Musically, Tragic Kingdom exposed the world to the catchy, buoyant sound that was exploding all over the surf and skate scene of California. The overall sound of No Doubt is spirited and upbeat, providing a refreshing break from the overall melancholy mood of a majority of their peers. The rhythm section of Adrian Young (drums) and Tony Kanal (bass) represent one of the finest pairings to come out of the 1990's. Each song finds a wonderful groove, and the songs also each have an insanely addictive "bounce." The guitar work of Tom Durmont and keyboard work of band founder, Eric Stefani round out the music and reinforce the stylistic inspiration. Pulling heavy influence from the reggae/ska styles, as well as part of the "new wave" sound, and turning up the energy, No Doubt adds a bright horn section to the traditional "rock" lineup. The horns provide an amazing addition to the overall sound of the band, and help to punctuate many of Tragic Kingdom's finest moments.

The lyrics throughout Tragic Kingdom are absolutely amazing. From songs of acceptance and encouragement ("You Can Do It") to songs of heartbreak and frustration ("Happy Now?,") the album as a wonderfully diverse group of subjects, and each song stands strong on its own. The Stefani siblings prove their talent as songwriters with lines like, " had the best, but you gave her up...'Cause dependency might interrupt..." It is these perfectly stated phrases on universal themes that garnered a fervent, worldwide following for the band. Another aspect that gave the band their fanbase was the stage presence and delivery of Gwen Stefani. Taking the groundwork that had been laid by artists like Janis Joplin and The Runaways, Stefani permanently cemented the concept of the female lead singer. Stefani possesses an extremely distinctive voice, and her vocal range is superb. With the intensity of the most accomplished punk singers and a voice to rival any other, Stefani remains an icon in music and fashion, as well as a symbol for the empowerment of women.

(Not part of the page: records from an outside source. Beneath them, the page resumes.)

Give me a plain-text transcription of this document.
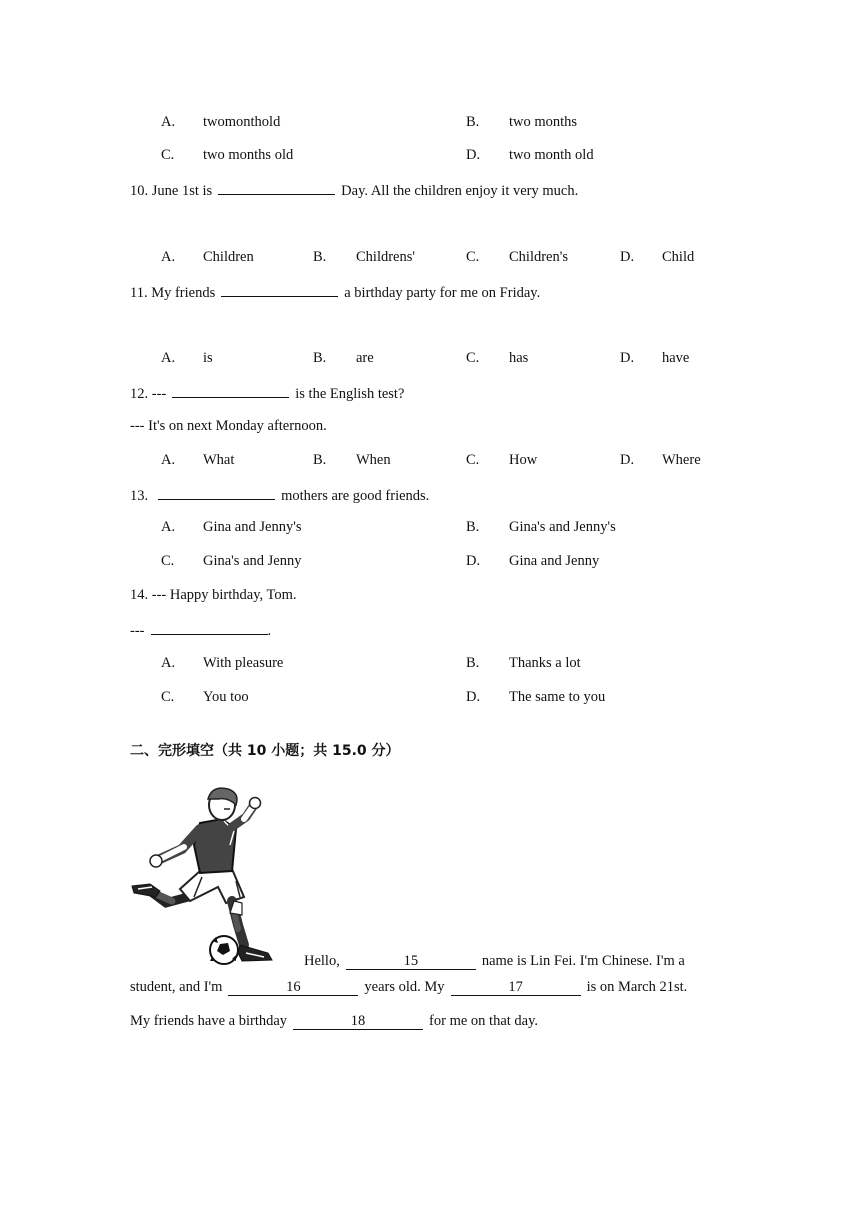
A. twomonthold	B. two months
C. two months old	D. two month old
10. June 1st is	Day. All the children enjoy it very much.
A. Children	B. Childrens'	C. Children's	D. Child
11. My friends	a birthday party for me on Friday.
A. is	B. are	C. has	D. have
12. ---	is the English test?
--- It's on next Monday afternoon.
A. What	B. When	C. How	D. Where
13.	mothers are good friends.
A. Gina and Jenny's	B. Gina's and Jenny's
C. Gina's and Jenny	D. Gina and Jenny
14. --- Happy birthday, Tom.
---	.
A. With pleasure	B. Thanks a lot
C. You too	D. The same to you
二、完形填空（共 10 小题；共 15.0 分）
Hello,	15	name is Lin Fei. I'm Chinese. I'm a
student, and I'm	16	years old. My	17	is on March 21st.
My friends have a birthday	18	for me on that day.
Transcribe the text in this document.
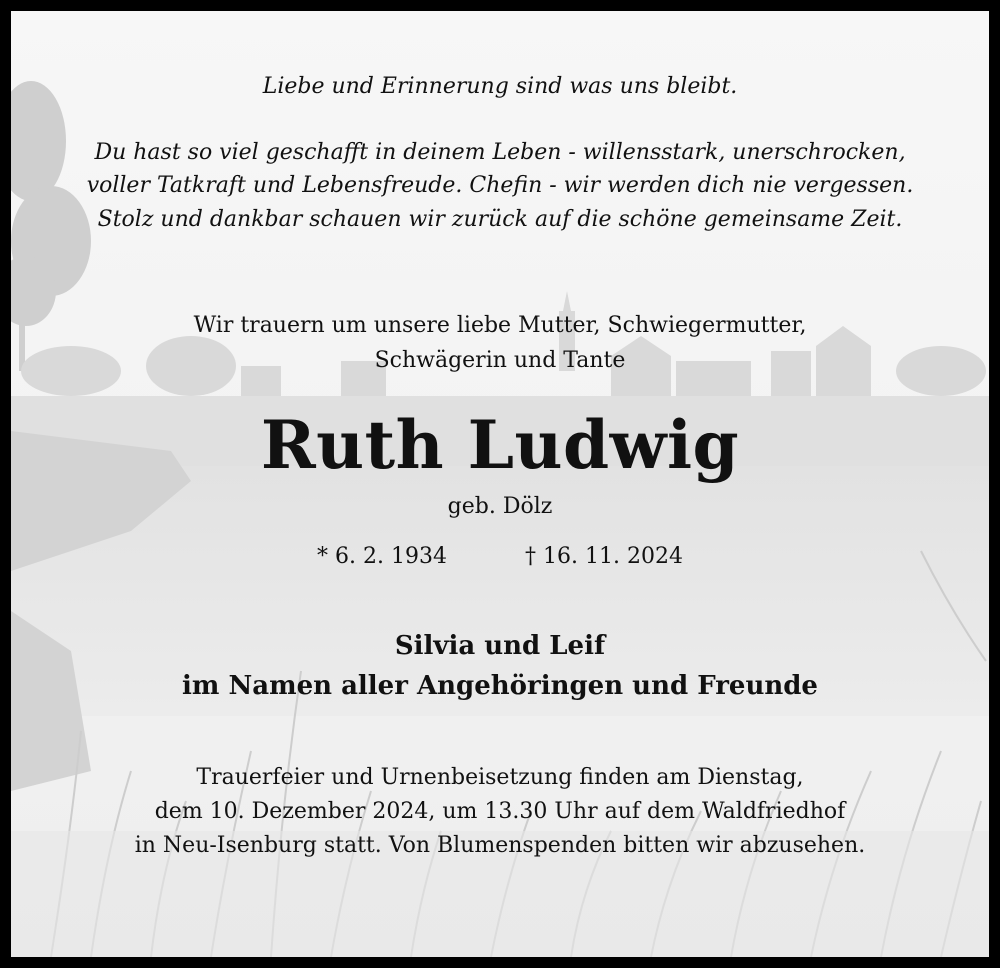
Liebe und Erinnerung sind was uns bleibt.
Du hast so viel geschafft in deinem Leben - willensstark, unerschrocken,
voller Tatkraft und Lebensfreude. Chefin - wir werden dich nie vergessen.
Stolz und dankbar schauen wir zurück auf die schöne gemeinsame Zeit.
Wir trauern um unsere liebe Mutter, Schwiegermutter,
Schwägerin und Tante
Ruth Ludwig
geb. Dölz
* 6. 2. 1934	† 16. 11. 2024
Silvia und Leif
im Namen aller Angehöringen und Freunde
Trauerfeier und Urnenbeisetzung finden am Dienstag,
dem 10. Dezember 2024, um 13.30 Uhr auf dem Waldfriedhof
in Neu-Isenburg statt. Von Blumenspenden bitten wir abzusehen.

Most of the time, when a group tries to buck the tide and release a "new" sound that conflicts with mainstream music, the album is a commercial failure. However, No Doubt's Tragic Kingdom is so amazingly solid and catchy, the world had no choice but to embrace the album, and a resurgence of SKA occurred, the remnants of which are still felt today. The bright, full sound of the band, combined with the sensational vocal work and attitude of Gwen Stefani placed No Doubt high above their peers and the band remains one of the decades' most important groups. There isn't a band song anywhere on the album, and for this reason, and the fact that it changed the musical landscape, Tragic Kingdom is truly an essential album for every music collection.

Standout tracks: "Just A Girl," "Different People," and "Sunday Morning."